By multivariate (Cox) analysis, splenomegaly, platelet count >1000 × 109/l and leucocyte count >11 × 109/l retained prognostic significance (Table I). Taking these three parameters into account, it was possible to stratify patients in three subgroups characterised by an increasing risk for haemorrhage (Fig 1).
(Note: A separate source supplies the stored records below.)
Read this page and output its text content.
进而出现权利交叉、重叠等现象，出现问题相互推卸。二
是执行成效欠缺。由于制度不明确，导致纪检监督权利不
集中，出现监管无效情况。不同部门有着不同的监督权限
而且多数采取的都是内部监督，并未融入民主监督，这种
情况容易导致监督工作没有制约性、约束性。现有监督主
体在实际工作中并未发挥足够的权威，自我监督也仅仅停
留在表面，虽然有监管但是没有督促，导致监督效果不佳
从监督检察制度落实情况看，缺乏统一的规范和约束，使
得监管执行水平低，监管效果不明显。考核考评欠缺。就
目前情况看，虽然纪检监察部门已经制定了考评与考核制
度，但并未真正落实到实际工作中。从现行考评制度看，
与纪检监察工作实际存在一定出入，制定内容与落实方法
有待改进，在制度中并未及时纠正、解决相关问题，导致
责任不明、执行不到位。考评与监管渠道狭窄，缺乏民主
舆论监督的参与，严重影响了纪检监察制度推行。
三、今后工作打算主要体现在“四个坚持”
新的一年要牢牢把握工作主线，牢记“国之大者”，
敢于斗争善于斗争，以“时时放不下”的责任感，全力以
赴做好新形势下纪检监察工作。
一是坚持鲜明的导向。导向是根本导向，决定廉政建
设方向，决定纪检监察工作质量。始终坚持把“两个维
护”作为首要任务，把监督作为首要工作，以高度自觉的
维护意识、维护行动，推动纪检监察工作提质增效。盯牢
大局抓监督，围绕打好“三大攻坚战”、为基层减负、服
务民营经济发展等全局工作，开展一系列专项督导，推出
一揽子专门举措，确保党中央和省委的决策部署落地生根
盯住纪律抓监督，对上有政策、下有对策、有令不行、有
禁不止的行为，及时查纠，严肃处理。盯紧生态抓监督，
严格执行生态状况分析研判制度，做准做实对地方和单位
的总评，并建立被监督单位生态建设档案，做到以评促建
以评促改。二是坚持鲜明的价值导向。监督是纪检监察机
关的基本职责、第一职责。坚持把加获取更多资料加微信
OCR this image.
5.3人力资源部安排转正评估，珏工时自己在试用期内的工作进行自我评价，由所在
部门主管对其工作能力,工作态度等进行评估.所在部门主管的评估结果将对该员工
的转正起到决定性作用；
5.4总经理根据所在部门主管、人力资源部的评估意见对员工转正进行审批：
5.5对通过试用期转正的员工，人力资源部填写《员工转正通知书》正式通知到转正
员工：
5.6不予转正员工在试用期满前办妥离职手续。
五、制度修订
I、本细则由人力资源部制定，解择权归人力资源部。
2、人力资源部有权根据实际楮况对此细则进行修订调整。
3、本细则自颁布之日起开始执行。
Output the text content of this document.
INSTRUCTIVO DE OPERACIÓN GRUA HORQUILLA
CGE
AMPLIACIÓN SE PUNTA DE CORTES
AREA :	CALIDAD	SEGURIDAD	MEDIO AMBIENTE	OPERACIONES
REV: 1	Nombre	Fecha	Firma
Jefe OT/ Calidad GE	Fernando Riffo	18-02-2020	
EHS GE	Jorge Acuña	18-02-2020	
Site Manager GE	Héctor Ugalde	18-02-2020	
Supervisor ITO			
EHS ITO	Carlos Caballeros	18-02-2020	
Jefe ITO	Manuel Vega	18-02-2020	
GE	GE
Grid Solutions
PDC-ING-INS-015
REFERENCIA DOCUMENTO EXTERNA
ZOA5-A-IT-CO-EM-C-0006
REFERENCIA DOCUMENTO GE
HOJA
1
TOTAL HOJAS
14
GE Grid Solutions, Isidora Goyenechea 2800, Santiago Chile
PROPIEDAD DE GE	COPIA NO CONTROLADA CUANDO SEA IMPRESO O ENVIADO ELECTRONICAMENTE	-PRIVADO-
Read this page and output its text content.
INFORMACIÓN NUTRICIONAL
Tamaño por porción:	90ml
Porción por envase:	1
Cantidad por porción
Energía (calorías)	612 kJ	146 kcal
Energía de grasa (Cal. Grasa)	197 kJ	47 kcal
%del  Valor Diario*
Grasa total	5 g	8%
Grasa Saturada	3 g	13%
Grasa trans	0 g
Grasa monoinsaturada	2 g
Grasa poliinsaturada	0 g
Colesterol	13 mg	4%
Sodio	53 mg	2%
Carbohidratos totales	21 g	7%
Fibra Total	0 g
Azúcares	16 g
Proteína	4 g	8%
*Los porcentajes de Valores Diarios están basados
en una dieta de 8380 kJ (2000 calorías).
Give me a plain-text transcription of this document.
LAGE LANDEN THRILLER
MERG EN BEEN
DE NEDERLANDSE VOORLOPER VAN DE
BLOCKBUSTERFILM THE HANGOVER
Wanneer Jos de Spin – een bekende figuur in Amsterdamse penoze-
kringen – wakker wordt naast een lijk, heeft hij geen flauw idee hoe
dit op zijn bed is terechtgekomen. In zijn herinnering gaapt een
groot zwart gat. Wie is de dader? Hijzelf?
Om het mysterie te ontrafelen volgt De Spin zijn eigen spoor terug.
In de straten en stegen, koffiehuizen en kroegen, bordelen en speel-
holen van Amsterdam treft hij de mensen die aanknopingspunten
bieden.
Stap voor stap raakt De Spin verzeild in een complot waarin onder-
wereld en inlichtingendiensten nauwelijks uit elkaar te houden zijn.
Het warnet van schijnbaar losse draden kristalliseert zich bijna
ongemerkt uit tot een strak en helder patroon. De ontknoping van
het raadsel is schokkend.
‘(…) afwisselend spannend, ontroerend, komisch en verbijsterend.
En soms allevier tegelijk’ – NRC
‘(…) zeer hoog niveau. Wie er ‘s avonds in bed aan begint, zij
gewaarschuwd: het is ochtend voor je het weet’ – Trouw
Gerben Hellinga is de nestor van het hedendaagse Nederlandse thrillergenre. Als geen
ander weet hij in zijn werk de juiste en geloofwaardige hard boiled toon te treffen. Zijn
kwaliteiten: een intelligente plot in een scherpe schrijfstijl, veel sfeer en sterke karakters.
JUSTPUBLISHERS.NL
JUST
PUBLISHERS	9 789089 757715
|Factor||Total haemorrhagic events|
|Sex (male versus female)||0·7||0·4–1·4||0·33|
|High risk for thrombosis*||1·6||0·9–2·8||0·12|
|Median haemoglobin, g/l||0·7||0·3–1·4||0·32|
|Median haematocrit, %||1·1||0·5–2·2||0·88|
|Platelet count >1000 × 109/l||2·3||1·3–3·7||0·003|
|Median platelet count, ×109/l||1·8||0·6–5·5||0·28|
|Leucocyte count >11 × 109/l||1·9||1·1–3·2||0·015|
|Median leucocyte count, ×109/l||0·9||0·5–1·9||0·89|
Taken together, these three features are typical of a subgroup of ‘PVSG-diagnosed ET’ now recognized as ‘pre-fibrotic myelofibrosis’ (PMF-0) (Barbui et al, 2010). The possibility that some of the reported cases could be PMF-0 cannot be completely excluded; however, the three features were concomitantly present in a very small minority of the cases (six patients, 1%). The correlation between spleen enlargement and haemorrhage might relate to secondary portal hypertension, as six of the 12 patients who presented with gastrointestinal bleedings also had splenomegaly; moreover, splenomegaly was the only feature that retained prognostic relevance when risk factors for severe haemorrhages were separately investigated (Hazard Ratio 4·65, 95% confidence interval 1·8–4·6, P = 0·001). Extreme thrombocytosis is already recognized to be responsible for haemorrhagic complications. This paradox is attributed to an acquired von Willebrand syndrome and to the abnormalities typical of neoplastic ET platelets (Michiels et al, 2006). Leucocytosis has been found to induce platelet aggregation, to trigger the expression of tissue factors and to activate and damage endothelial cells (Falanga et al, 2005). It is possible that the endothelial dysfunction could also be a contributory cause of bleeding. Analogously, JAK2 V617F mutation was first proposed as a risk factor for thrombosis, and, more recently, the homozygous state of this mutation was also found to correlate with a higher haemorrhagic risk (Vannucchi et al, 2007). In the present study, the presence of the JAK2 mutation was not associated with an increased rate of bleeding; however, only very few of our patients were homozygous.
Although it is possible that antiplatelet drugs might have increased the haemorrhagic risk, the influence of these agents on bleeding was not evaluable in our study, because only a small fraction of patients (n = 25, 4·5%) had never received an antiplatelet agent. Moreover, the type and duration of antiplatelet drug administration were also very variable during the observation period. With the limitations due to the retrospective nature of the analysis, this study showed that patients with marked thrombocytosis, leucocytosis and spleen enlargement are at higher risk for bleeding. In these patients, the use of antiplatelet drugs should be carefully considered, balancing the haemorrhagic and thrombotic risks, which may be increased by the same features.